Margherita Tercon con il Premio Calcante SIAD

Margherita Tercon con il Premio Calcante SIAD

Lei si ritiene tale?

«Io mi ritengo una autrice e creativa. Invento format, li scrivo, li interpreto  – se sono facili, altrimenti cerco qualcuno che li sappia interpretare. Gli altri mi ritengono artista? Dipende. Grazie al web i miei lavori, video e testi si stanno diffondendo e sempre più persone mi seguono e mi leggono. Questo fatto mi sta dando credibilità. Quindi sì, con il tempo le persone mi stanno riconoscendo in questo ruolo di artista e devo dire che i miei lavori variano anche in base alla comunicazione con il pubblico. Alla fine, è proprio per riuscire ad entrare in contatto con gli esseri umani che lo faccio! Ho scritto ‘dipende’ perché invece, purtroppo, ancora a volte mi capita di entrare in ambienti dello spettacolo in cui mi devo presentare per la prima volta. E spesso sono ambienti con una maggioranza di uomini e di un’età al di sopra dei 40/50 anni. Quando si trovano davanti una ragazza giovane, carina ed intraprendente… diciamo che non mi vedono nel ruolo dell’autrice. Piuttosto come segretaria, compagna o addirittura nemica. I pregiudizi, alla prima impressione, vincono sul merito e che spesso c’è una bella lotta da combattere per fargli dimenticare il mio ‘faccino’ e fargli leggere le mie parole. Devo anche ammettere che una volta che queste persone leggono i miei testi ne rimangono sorprese ed in generale iniziano ad apprezzarmi per il mio lavoro – o comunque si apre un altro tipo di comunicazione».

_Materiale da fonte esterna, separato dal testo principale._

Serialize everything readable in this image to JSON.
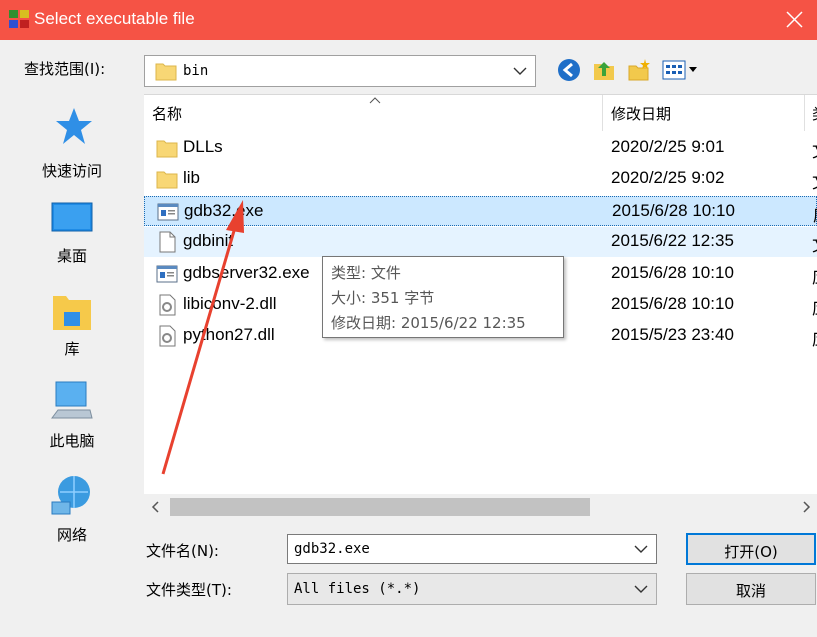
{
  "window": {
    "title": "Select executable file"
  },
  "toolbar": {
    "look_in_label": "查找范围(I):",
    "look_in_value": "bin"
  },
  "places": [
    {
      "label": "快速访问",
      "icon": "star-icon"
    },
    {
      "label": "桌面",
      "icon": "desktop-icon"
    },
    {
      "label": "库",
      "icon": "library-icon"
    },
    {
      "label": "此电脑",
      "icon": "computer-icon"
    },
    {
      "label": "网络",
      "icon": "network-icon"
    }
  ],
  "list": {
    "columns": {
      "name": "名称",
      "date": "修改日期",
      "extra": "类"
    },
    "rows": [
      {
        "name": "DLLs",
        "date": "2020/2/25 9:01",
        "extra": "文",
        "icon": "folder-icon",
        "state": ""
      },
      {
        "name": "lib",
        "date": "2020/2/25 9:02",
        "extra": "文",
        "icon": "folder-icon",
        "state": ""
      },
      {
        "name": "gdb32.exe",
        "date": "2015/6/28 10:10",
        "extra": "应",
        "icon": "exe-icon",
        "state": "selected"
      },
      {
        "name": "gdbinit",
        "date": "2015/6/22 12:35",
        "extra": "文",
        "icon": "file-icon",
        "state": "hover"
      },
      {
        "name": "gdbserver32.exe",
        "date": "2015/6/28 10:10",
        "extra": "应",
        "icon": "exe-icon",
        "state": ""
      },
      {
        "name": "libiconv-2.dll",
        "date": "2015/6/28 10:10",
        "extra": "应",
        "icon": "dll-icon",
        "state": ""
      },
      {
        "name": "python27.dll",
        "date": "2015/5/23 23:40",
        "extra": "应",
        "icon": "dll-icon",
        "state": ""
      }
    ]
  },
  "tooltip": {
    "type_line": "类型: 文件",
    "size_line": "大小: 351 字节",
    "date_line": "修改日期: 2015/6/22 12:35"
  },
  "footer": {
    "filename_label": "文件名(N):",
    "filename_value": "gdb32.exe",
    "filetype_label": "文件类型(T):",
    "filetype_value": "All files (*.*)",
    "open_label": "打开(O)",
    "cancel_label": "取消"
  },
  "colors": {
    "titlebar": "#f55345",
    "selection": "#cce8ff",
    "hover": "#e5f3ff",
    "annotation_arrow": "#e8412f"
  }
}
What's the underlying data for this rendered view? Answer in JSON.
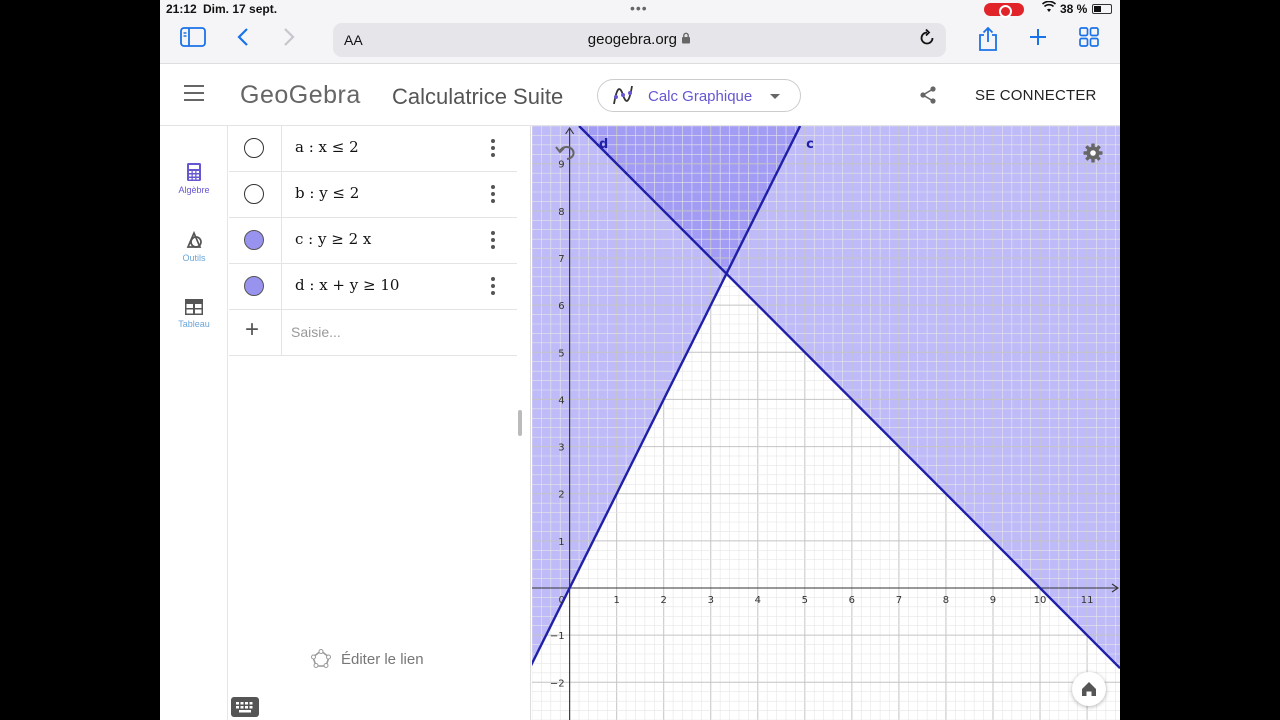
{
  "status_bar": {
    "time": "21:12",
    "date": "Dim. 17 sept.",
    "battery": "38 %"
  },
  "browser": {
    "text_size": "AA",
    "url": "geogebra.org"
  },
  "header": {
    "logo": "GeoGebra",
    "title": "Calculatrice Suite",
    "app_switch": "Calc Graphique",
    "sign_in": "SE CONNECTER"
  },
  "sidenav": [
    {
      "label": "Algèbre",
      "icon": "calculator-icon",
      "active": true
    },
    {
      "label": "Outils",
      "icon": "tools-icon",
      "active": false
    },
    {
      "label": "Tableau",
      "icon": "table-icon",
      "active": false
    }
  ],
  "algebra": {
    "rows": [
      {
        "definition": "a : x ≤ 2",
        "visible": false
      },
      {
        "definition": "b : y ≤ 2",
        "visible": false
      },
      {
        "definition": "c : y ≥ 2 x",
        "visible": true
      },
      {
        "definition": "d : x + y ≥ 10",
        "visible": true
      }
    ],
    "input_placeholder": "Saisie...",
    "edit_link": "Éditer le lien"
  },
  "graph": {
    "x_ticks": [
      "0",
      "1",
      "2",
      "3",
      "4",
      "5",
      "6",
      "7",
      "8",
      "9",
      "10",
      "11"
    ],
    "y_ticks": [
      "−2",
      "−1",
      "1",
      "2",
      "3",
      "4",
      "5",
      "6",
      "7",
      "8",
      "9"
    ],
    "line_labels": [
      "d",
      "c"
    ],
    "x_range": [
      -0.8,
      11.7
    ],
    "y_range": [
      -2.8,
      9.8
    ],
    "fill_color": "#8a83f2",
    "line_color": "#1f1fa8",
    "inequalities": [
      "y ≥ 2x",
      "x + y ≥ 10"
    ]
  },
  "colors": {
    "accent": "#6557d2",
    "ios_blue": "#1a73e8"
  }
}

Da quanto ha questa passione per la letteratura e la drammaturgia? Che studi ha intrapreso oppure ha cominciato come autodidatta?

«La mia passione per la scrittura c’è sempre stata. Scrivo racconti da quando facevo le elementari. Da quando la maestra mi insegnò le regole: introduzione, corpo centrale, conclusione. Però la decisione di diventare scrittrice venne a 15 anni. Partecipai al mio primo concorso di scrittura ed arrivai seconda. Da lì capii che la scrittura era la cosa che mi veniva meglio e non ho mai smesso. Ho incontrato la drammaturgia, invece, in quarta superiore. Facevo corsi di teatro da quando avevo 9 anni ed in quarta superiore al mio corso tutte le parti erano state assegnate, ma quattro ragazze rimanevano senza testo. Così gli insegnanti chiesero se ci andasse di scrivere qualcosa. Io scrissi 30 pagine (che poi vennero tagliate e messe in scena). Due settimane fa mi hanno confessato che usano ancora quel testo negli spettacoli per ragazzi! Quindi, a 19 anni, finita la quinta superiore ho cercato le scuole di arte drammatica per continuare nella recitazione e quando ho visto il corso di ‘Scrittura Teatrale’ alla Scuola d’Arte Drammatica Paolo Grassi di Milano, sono impazzita. La fusione delle mie due passioni: la scrittura ed il teatro! Ho fatto l’esame di ammissione e mi hanno preso: eravamo una classe di 6 persone! Ero la più giovane della Scuola, ho imparato davvero tanto. Quindi, restando alla domanda, ho iniziato da autodidatta, ma sono uscita con un diploma specialistico in una scuola di tre anni come ‘Autore Teatrale’. Motivo in più per cui mi piacerebbe un mondo ideale in cui ognuno fa UN lavoro: quello per cui è specializzato e che si è scelto».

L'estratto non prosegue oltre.